I feel like I owe myself (and you, if you’re a faithful reader :)) an update on my health journey. No pictures this time… I can only subject you to so many shots of me in workout clothes ;). Most of my past updates have been cheery and optimistic and this one may veer more toward reality. Don’t get me wrong, I am still happy with my progress and feeling good about how things are going, but I’ve recently had a few moments (or longer) of frustration.

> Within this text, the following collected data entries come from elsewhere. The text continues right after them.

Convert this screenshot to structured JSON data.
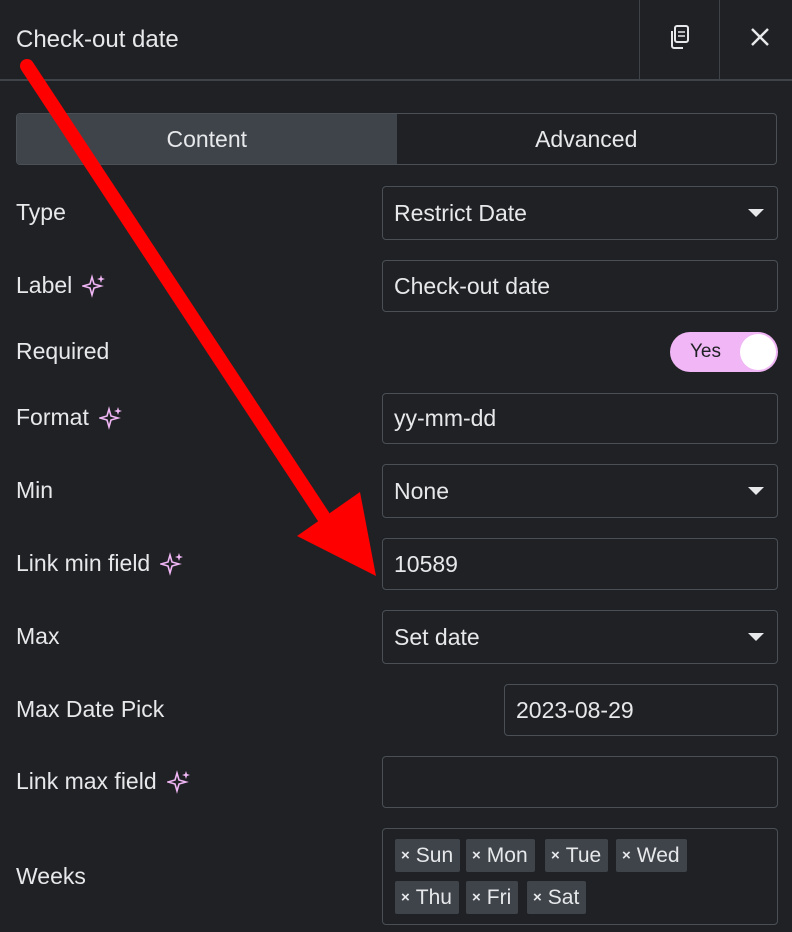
{
  "header": {
    "title": "Check-out date",
    "icons": {
      "copy": "copy-icon",
      "close": "close-icon"
    }
  },
  "tabs": [
    {
      "label": "Content",
      "active": true
    },
    {
      "label": "Advanced",
      "active": false
    }
  ],
  "fields": {
    "type": {
      "label": "Type",
      "value": "Restrict Date"
    },
    "label": {
      "label": "Label",
      "value": "Check-out date"
    },
    "required": {
      "label": "Required",
      "toggle_text": "Yes",
      "checked": true
    },
    "format": {
      "label": "Format",
      "value": "yy-mm-dd"
    },
    "min": {
      "label": "Min",
      "value": "None"
    },
    "link_min_field": {
      "label": "Link min field",
      "value": "10589"
    },
    "max": {
      "label": "Max",
      "value": "Set date"
    },
    "max_date_pick": {
      "label": "Max Date Pick",
      "value": "2023-08-29"
    },
    "link_max_field": {
      "label": "Link max field",
      "value": ""
    },
    "weeks": {
      "label": "Weeks",
      "chips": [
        "Sun",
        "Mon",
        "Tue",
        "Wed",
        "Thu",
        "Fri",
        "Sat"
      ]
    }
  },
  "colors": {
    "background": "#1f2124",
    "border": "#4b5057",
    "accent_pink": "#f0b6f5",
    "annotation_red": "#ff0000"
  }
}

I’ve been working out with my trainer now for two months. The workouts have definitely gotten more intense and I can tell a difference in my strength. There is another lady who trains at the same time as me, with a different trainer. If I had to guess, I’d say she’s about my age or maybe a couple years younger. We often are working out right next to each other. With my competitive nature, it’s hard to ignore her and not watch what she’s doing. While I am doing push ups on my knees, she is doing them in an inverted position with her feet up on a box. That’s just one example, but you get the picture. Honestly, this brought me to tears earlier this week. Now I know that I had open-heart surgery in January and a baby shortly before that. I also hadn’t worked out in over a year. BUT…seeing her made me feel like a lazy lump (if I’m being honest). After a few minutes of feeling sorry for myself, I thought back to my first workout after surgery. I could not do one pushup on a table, let alone think about doing it on the floor. I’m routinely doing multiple sets of 15 now. I also started going to my favorite class at the gym again last week. It’s a dance/zumba class that allows me to relive my college dancing days…minus the liquid courage. It’s a high energy, high impact class and I’ve now survived (thrived even) it twice. While I still want to wear a shirt to the gym that says, “I just had open heart surgery,” I am trying to keep perspective and focus on my own progress and myself.
The other minor setback came while getting ready for a night out last weekend. My wardrobe consists of a small amount of clothes that fit right now and the rest is either too big or too small. I’ve been holding out on buying anything new in hopes of fitting into the “too small” ones soon. I was hoping that would happen Saturday night, but nope…not yet. I’m pretty sure most women, and maybe even men, can relate to how it feels to try something on and have it not fit or not look good, especially when it used to fit well. Frustration tops that feeling list, followed closely by sadness and disappointment. I’d like to say I have a positive twist on this one, but it really just sucked. I know I just have to be patient and keep at it, but waiting has never been my strong suit. To not end this paragraph on a bad note, it was a nice night out and I enjoyed my first beer in a looong time.
After writing this out and thinking about how I’ve dealt with these setbacks, I know I am making progress. Not just in the health department but my resilience in general. Each day, being active and eating well feels more like just what I do rather than something I’m trying to achieve. I can’t expect to go from zero to fit in such a short period of time (but wouldn’t that be nice). But I’m sure I’ll be keeping up with that girl and shopping in my own closet in no time.